Sebastian Vettel has recorded an emphatic victory over Lewis Hamilton and Valtteri Bottas to take back the championship lead at the Bahrain Grand Prix.
The German started from third on the grid, but he jumped second-placed Hamilton on the first lap to apply pressure to race leader Bottas, as he did to the leading Mercedes in Australia.
When Bottas’s pace began to slow, however, rather than risk a three-way fight with the Mercedes, Ferrari opted to pit Vettel on lap 11 for a new set of supersofts, taking the strategic initiative.
Ferrari teammate Kimi Räikkönen did likewise on lap 13, by which point is became obvious Mercedes was being outfoxed — Vettel sett a fastest lap three seconds quicker than Bottas’s previous tour.
Mercedes was saved, however, when on lap 13 Carlos Sainz and Lance Stroll collided near the exit of the pit lane, ending each other’s races and triggering a safety car.
Mercedes stacked its cars — Bottas took supersofts, Hamilton switched to softs — with Hamilton deliberately slowing at the pit lane entry to hinder the following Daniel Ricciardo, for which the Briton would later receive a five-second penalty.
It was in vain, however, with Ricciardo splitting the second-placed Bottas from the fourth-placed Hamilton behind the safety car — though Mercedes, fortunately, had lost limited ground to Vettel.
Hamilton made quick work of Ricciardo after the safety car came in on lap 16, but he took another 10 laps to get past his teammate, who was slowed by the more delicate tyre, in a team-assisted move.
Bottas dived into the pits to switch over to the softs on lap 29 and Vettel did likewise five laps later, leaving Hamilton at the front of the field to attempt to build a gap to offset his final stop plus his time penalty.
On lap 41 Hamilton made his final stop. He emerged from the pits in third, 10 seconds behind Bottas and 20 seconds behind Vettel, and made rapid inroads on his teammate.
After just six laps Hamilton was past Bottas, who again moved aside for this teammate, and the Briton began closing on Vettel, but with the Ferrari having had the advantage of time to save fuel and tyres, the Mercedes was already going to run out of tyres and laps.
Vettel crossed the line 6.6 seconds ahead of Hamilton and 13.7 seconds ahead of Bottas.
“A really great day,” said a beaming Vettel on the podium. “I just love what I do!
“It was just a pleasure I could control the pace at the end. The car was a dream today. Happy Easter and thank you very much!”
Vettel admitted he was downcast after qualifying almost half a second off the pace, but he almost immediately smelt opportunity in the race.
“Right after the start we knew we were quick,” he said. “I really tried to put Valtteri under pressure, but he didn’t make any mistakes, so it was difficult on the straights to get him.”
The German admitted his mind flashed back to his lost strategic advantage in China last week, when an early safety car thwarted a similar early gamble.

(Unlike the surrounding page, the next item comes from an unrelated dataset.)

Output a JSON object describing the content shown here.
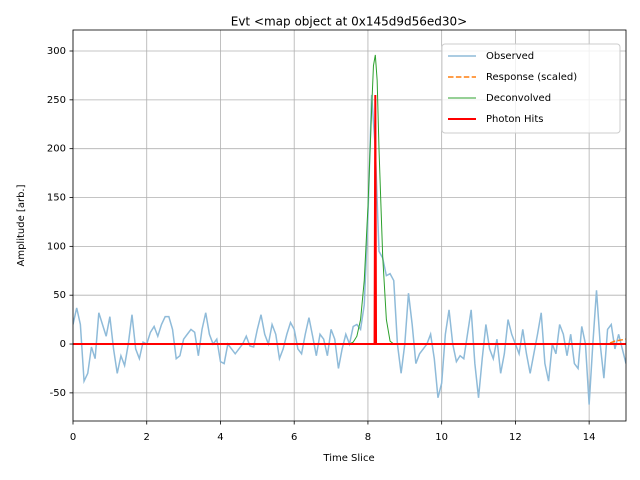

“When the safety car came out, I was like, ‘Not again!’.
“I was surprised when I came out ahead of all of them, because I thought after the safety car we would’ve lost the advantage.”
On the podium Hamilton thanked his teammate for helping his victory challenge, but he took responsibility for potentially costing the team points through his time penalty.
“Firstly, congratulations to Sebastian, he did a fantastic job today,” he said. “And thank you to Valtteri for being a gentleman out there.
“The pit lane [penalty] was really my fault, so apologies to my team.
“We’re going to regather and come back as a team and keep fighting.”
Bottas was very obviously disappointed to manage only third place on the podium after starting from pole and leading the first stint of the race, but the Finn recognised he was nonetheless gradually breaking down his teammate’s advantage.
“It was a really tricky race for me,” he said. “I struggled with the pace all through the race.
“I think in the first stint we found a bit of an issue with the tyre pressures, but every stint after that we were really limited.
“I was oversteering all through the race, and that’s why the pace was slow.
“For sure the target today was a lot higher. I think overall this was the best weekend for me so far, and I think there’s a lot more to come from me with this team.”
Kimi Räikkönen finished a distant fourth, 22 seconds behind his race-winning teammate, with Red Bull Racing’s Daniel Ricciardo a further 17 seconds back in fifth.
Felipe Massa finished sixth for Williams, two places up from his qualifying position, but Sergio Perez’s seventh-place finish, up 11 places from his grid spot, earnt Force India impressive points after a grim Saturday.
Romain Grosjean scored four points for Haas from eighth, ahead of Nico Hülkenberg in ninth for Renault and Esteban Ocon’s Force India in tenth.